Notes from 22/6–28/6

Once again, another surprisingly long week packed with meetings and Innovfest! Quite enjoyed it too
Blockchain
Ethereum Experts Share Their Facebook Libra Insights
Wow okay no idea how fast these people move. Deep dive into instaling, the code, white paper comparisons.
Libra seems to have been built as a more or less fully functioning product at this point.
Development
I’m Not Really A Good Web Developer, I’m Just Good At Googling Things
Google for specific keywords. Document information for retrieval.
Here Are 5 Productivity Tools Every Developer Should Know
Insomnia — API testing
Figma — web design elements
Notion — note-taking.
General
At Work, Expertise Is Falling Out of Favor
Surprisingly clickbait-y title. Written in the context of manning ships for the navy combined with rising labour costs. ‘ specialists’ in this case are people who do just one thing. ‘generalists’ are people who multi-task.
Don’t think we can generalise that expertise is falling out of favour, but that one must be an expert at more than one thing.
How to Land Your First Consulting Client as a Data Scientist or Data Engineer
Prove your worth through work. But start with giving out free stuff so people can see it!
History Will Not Be Kind to Jony Ive
Design that is difficult to repair and wasteful is his hallmark. Not totally sure why but I know macbooks were virtually indestructible. Ah… maybe that’s why. You create such an amazing and durable design, it outlasts it’s popularity in the product cycle.
Life Optimisation
The Yale Happiness Class, Distilled
Set aside time to be grateful for what you already have. This may come in the form of a gratitude journal or a period of brief reflection, and could be as basic as acknowledging the luxury of taking a hot shower or having a choice about what to eat for dinner.
Appreciate what you have
“What if I didn’t have this thing?” For instance, people might ask themselves: What if I didn’t have this house? Which friend or family member would I have to ask for help? This “negative visualization” might help them appreciate their home, even for its faults.

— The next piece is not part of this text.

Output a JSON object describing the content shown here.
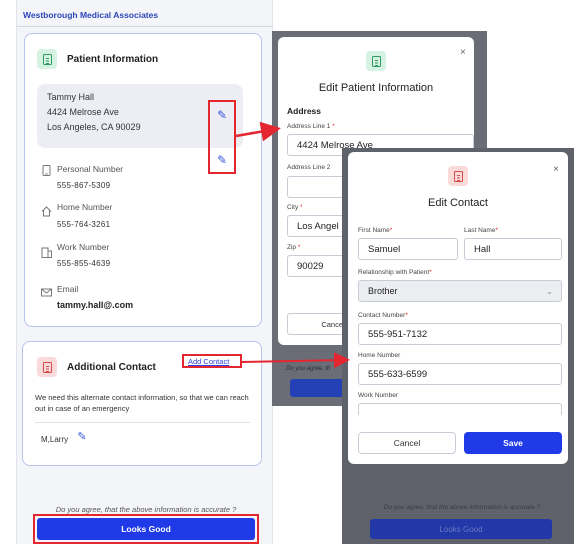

But be okay that it is not perfect
chagency
Pitch decks for everyone! people who need to do slides often, take from here
Product Management
Engineering to Product — Learnings and Observations
One of the team members is a scrum master. This role is not only an accountant or meeting moderator. The scrum master should be able to answer questions during standups and be your ambassador. Invest time in training. Rotate every quarter/year.
When you’re off by any reason (vacation, sick, etc.) ask one of the team members to assume product owner role instead of you. They should drop engineering/design and pretend that it’s a full-time job. Let this person plan, change backlog, attend all meetings instead of you and be in charge. (Safety net — if you’ll drive in a wrong direction we’ll fix it)
Team members do demos — let people show off their work in front of the audience. Stakeholders must be present at this meeting. Invest time into training and making sure that people understand what’s the purpose of the demo and how to do it.
Always ask for input on backlog or roadmap during 1–1s. I don’t see much value in doing it during group meetings because people tend to be more closed and less sincere. 1–1 is a perfect time. If you do it every week, it gets into the habit, and people inevitably think about it before 1–1s.
Data informs everything. Do it yourself (or delegate within your team). Learn SQL and Statistics 101. Do not depend on other teams. Data is your job.
Start every project with data infrastructure. If you can’t measure improvement — there is no improvement.
Politics and cross-team dynamics are very fluid and company depending.
A few things I learned:
“No” is the default answer. (But never say “no” be a polite and diplomatic person). People around are asking for random things that are important to them around your area of ownership. Use it as an input and consider it but do not jump into it or you are risking saturating your backlog with random things and impeding work on The Big Thing.
Ask for help or advice very carefully. You’re sharing responsibility when asking for help. People will (unconsciously) expect you to follow their advice and become sad if you don’t. If you are not going to follow their advice — it’s better to avoid asking.
Mastering Programming
80/15/5. Spend 80% of your time on low-risk/reasonable-payoff work. Spend 15% of your time on related high-risk/high-payoff work. Spend 5% of your time on things that tickle you, regardless of payoff. Teach the next generation to do your 80% job. By the time someone is ready to take over, one of your 15% experiments (or, less frequently, one of your 5% experiments) will have paid off and will become your new 80%. Repeat.
Why Coda Believes The Future of Software is Documents and Makers
Now it makes me want to use Coda too. Hackmd really made my life easier. i can’t imagine if coda, essentially an all in one web app for office tools, could do the same or even better.
Startups
The 20-min Term Sheet
Capital for ecommerce startups. This is genius.